Beehives draw residents' ire
Roadside beehives in the Marlborough Sounds have drawn some complaints from residents, but they also had the positive consequence of deterring people from dumping rubbish near the hives, a council report says.
Residents at Moetapu Bay, Kaiuma Bay and Queen Charlotte Dr had made the majority of the complaints, the assets and services committee report said.
Marlborough Roads engineer Steve Murrin said during the committee's meeting in Blenheim on Thursday that a couple of people had been stung by the bees.
Beekeepers placed hives on road reserves near manuka trees to encourage their bees to collect nectar for manuka honey, which was in high demand, the council paper said.
Marlborough Beekeepers' Association president James Jenkins told the committee he had a 20-year history of keeping bees in the area.

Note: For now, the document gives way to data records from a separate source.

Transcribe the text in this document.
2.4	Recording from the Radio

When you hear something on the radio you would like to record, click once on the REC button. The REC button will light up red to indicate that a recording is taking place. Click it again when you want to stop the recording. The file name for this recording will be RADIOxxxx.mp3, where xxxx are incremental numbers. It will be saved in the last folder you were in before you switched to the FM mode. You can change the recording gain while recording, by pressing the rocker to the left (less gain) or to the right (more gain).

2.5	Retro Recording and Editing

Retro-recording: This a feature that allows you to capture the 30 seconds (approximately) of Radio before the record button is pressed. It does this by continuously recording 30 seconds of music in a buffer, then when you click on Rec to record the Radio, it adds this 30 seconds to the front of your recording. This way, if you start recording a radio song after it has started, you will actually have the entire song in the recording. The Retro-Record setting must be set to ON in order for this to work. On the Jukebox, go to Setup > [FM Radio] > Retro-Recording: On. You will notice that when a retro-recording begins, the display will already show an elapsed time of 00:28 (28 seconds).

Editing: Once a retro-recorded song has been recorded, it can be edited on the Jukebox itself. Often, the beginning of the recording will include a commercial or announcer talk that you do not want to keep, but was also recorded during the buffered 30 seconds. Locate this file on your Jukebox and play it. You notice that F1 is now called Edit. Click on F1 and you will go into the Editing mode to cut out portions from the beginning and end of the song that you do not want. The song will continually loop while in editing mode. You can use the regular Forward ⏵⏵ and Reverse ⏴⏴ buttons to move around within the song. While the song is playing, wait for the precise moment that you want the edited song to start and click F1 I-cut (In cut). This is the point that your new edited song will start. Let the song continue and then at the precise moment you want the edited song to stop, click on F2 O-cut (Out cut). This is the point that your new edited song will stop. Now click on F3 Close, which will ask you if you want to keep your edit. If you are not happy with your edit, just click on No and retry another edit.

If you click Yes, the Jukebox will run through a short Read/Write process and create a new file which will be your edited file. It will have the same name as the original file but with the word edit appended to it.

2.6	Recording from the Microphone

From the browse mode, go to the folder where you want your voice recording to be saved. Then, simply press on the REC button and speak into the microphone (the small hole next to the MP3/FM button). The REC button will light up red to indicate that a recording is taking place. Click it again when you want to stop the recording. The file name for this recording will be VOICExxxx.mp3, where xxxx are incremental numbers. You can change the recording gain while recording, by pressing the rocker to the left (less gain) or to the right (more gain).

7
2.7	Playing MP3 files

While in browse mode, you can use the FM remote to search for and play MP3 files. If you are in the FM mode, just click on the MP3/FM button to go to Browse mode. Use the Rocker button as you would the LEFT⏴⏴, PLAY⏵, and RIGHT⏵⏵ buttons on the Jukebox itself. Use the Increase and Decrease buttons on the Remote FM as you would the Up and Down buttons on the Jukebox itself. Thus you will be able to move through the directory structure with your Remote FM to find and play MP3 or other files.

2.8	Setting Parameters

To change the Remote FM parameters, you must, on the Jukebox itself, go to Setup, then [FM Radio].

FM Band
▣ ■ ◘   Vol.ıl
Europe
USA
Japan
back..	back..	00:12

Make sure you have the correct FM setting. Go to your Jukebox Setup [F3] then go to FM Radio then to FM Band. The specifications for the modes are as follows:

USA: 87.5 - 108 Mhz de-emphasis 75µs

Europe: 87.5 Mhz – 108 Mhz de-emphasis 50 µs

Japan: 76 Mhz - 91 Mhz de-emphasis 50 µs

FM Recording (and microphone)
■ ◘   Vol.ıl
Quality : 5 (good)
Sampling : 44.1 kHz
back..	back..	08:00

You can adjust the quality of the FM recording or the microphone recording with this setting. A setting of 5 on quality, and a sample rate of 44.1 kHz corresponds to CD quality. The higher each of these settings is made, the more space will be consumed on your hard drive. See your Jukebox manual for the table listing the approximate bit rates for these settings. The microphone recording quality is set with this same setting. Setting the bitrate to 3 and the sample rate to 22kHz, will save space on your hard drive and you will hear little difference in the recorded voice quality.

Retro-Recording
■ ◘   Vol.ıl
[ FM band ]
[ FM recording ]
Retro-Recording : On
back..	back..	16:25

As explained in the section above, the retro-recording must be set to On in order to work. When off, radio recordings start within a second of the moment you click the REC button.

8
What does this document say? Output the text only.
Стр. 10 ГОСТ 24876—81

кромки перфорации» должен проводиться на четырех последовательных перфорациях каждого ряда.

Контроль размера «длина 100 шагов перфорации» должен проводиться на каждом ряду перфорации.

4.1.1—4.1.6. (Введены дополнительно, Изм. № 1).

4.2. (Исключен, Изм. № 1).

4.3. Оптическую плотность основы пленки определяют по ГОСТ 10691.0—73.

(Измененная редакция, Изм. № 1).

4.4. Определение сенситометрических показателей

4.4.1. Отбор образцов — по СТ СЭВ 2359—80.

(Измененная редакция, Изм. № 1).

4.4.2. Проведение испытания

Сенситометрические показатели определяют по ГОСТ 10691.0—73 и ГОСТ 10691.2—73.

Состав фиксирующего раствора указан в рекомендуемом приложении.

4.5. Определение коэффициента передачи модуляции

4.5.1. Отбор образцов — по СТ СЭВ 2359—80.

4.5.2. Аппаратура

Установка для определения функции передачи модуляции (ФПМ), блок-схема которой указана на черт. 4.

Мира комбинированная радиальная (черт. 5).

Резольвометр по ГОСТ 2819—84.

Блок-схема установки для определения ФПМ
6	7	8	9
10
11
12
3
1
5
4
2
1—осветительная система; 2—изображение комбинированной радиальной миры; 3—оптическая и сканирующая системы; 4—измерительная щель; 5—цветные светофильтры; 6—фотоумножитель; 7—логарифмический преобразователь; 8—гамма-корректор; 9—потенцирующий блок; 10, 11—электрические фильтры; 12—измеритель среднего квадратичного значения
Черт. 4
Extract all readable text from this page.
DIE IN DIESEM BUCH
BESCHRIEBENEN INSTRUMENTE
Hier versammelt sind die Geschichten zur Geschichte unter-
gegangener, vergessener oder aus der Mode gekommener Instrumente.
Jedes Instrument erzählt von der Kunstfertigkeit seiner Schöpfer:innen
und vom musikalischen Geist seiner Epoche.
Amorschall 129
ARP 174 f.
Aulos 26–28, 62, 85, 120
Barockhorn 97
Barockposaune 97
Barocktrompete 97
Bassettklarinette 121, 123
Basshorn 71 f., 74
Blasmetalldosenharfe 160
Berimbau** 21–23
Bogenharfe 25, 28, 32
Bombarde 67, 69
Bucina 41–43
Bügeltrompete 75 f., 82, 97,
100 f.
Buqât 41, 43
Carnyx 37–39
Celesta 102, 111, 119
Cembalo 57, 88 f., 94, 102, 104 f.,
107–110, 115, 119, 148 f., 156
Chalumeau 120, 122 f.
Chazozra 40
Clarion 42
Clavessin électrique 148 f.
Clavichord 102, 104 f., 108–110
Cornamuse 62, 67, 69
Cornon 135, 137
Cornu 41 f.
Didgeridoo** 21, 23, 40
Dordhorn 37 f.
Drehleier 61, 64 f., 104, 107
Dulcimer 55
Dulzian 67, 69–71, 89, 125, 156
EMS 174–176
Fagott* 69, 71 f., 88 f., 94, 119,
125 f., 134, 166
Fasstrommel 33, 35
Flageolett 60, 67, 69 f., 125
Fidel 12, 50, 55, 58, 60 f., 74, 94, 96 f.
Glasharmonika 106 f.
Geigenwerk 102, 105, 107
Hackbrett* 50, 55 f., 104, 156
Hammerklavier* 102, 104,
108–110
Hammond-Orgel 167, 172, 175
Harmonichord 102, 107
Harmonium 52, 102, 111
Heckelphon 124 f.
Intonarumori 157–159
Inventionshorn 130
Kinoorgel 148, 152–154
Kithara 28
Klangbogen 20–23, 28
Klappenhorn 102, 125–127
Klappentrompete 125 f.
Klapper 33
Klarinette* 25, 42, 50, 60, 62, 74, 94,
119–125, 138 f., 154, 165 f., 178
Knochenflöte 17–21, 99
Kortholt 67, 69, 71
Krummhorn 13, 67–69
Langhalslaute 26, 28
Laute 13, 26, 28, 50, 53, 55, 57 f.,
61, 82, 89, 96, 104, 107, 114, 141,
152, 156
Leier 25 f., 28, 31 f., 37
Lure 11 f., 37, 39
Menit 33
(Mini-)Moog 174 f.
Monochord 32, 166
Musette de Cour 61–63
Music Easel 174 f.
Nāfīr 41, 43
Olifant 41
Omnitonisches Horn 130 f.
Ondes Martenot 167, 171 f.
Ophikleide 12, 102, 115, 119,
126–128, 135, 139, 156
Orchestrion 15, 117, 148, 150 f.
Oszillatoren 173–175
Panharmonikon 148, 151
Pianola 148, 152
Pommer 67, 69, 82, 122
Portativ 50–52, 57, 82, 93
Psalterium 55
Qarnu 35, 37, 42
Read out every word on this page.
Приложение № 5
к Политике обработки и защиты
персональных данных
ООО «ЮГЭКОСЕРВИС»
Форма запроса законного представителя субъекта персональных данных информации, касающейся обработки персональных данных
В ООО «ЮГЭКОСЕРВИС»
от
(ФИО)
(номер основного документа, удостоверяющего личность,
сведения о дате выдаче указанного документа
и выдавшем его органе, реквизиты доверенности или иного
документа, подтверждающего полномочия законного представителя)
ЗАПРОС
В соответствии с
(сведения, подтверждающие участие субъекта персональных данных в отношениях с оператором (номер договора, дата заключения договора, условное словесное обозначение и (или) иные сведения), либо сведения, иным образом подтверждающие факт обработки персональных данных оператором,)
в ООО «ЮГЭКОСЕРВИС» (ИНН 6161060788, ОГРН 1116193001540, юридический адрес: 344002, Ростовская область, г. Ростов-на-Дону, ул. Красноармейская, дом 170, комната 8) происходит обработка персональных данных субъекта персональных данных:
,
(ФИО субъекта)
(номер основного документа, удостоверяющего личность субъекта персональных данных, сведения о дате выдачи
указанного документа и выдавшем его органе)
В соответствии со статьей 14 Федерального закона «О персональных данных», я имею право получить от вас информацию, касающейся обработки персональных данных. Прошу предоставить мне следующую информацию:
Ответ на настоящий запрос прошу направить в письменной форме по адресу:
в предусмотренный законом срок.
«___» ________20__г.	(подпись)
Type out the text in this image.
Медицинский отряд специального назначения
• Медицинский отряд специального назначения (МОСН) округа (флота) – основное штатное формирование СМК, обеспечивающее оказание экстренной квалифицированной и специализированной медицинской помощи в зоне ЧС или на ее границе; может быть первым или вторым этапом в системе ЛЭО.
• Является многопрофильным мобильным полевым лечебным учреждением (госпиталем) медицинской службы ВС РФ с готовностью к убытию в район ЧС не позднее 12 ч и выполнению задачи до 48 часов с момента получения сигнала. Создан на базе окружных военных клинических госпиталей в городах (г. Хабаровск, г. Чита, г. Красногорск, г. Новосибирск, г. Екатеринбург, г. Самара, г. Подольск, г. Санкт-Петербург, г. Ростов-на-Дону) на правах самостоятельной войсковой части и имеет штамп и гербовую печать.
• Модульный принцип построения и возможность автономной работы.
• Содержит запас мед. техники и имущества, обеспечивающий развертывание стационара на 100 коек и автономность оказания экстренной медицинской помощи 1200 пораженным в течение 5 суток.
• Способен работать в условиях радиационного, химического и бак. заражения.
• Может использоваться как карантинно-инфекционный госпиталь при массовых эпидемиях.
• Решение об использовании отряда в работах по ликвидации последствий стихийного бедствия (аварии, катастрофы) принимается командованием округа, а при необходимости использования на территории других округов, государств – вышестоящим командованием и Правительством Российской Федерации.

His bees pollinated people's gardens, he said.
Councillor Peter Jerram said there were few enough places to pull over in the Sounds without there being beehives by the side of the road. However, he could understand Mr Jenkins' perspective, he said.
The committee recommended that Marlborough Roads, who manage the reserves, formulate guidelines on hive placement and report back to the council. It also recommended all unauthorised beehives be removed and that anyone wishing to place beehives on road reserves must get approval from Marlborough Roads.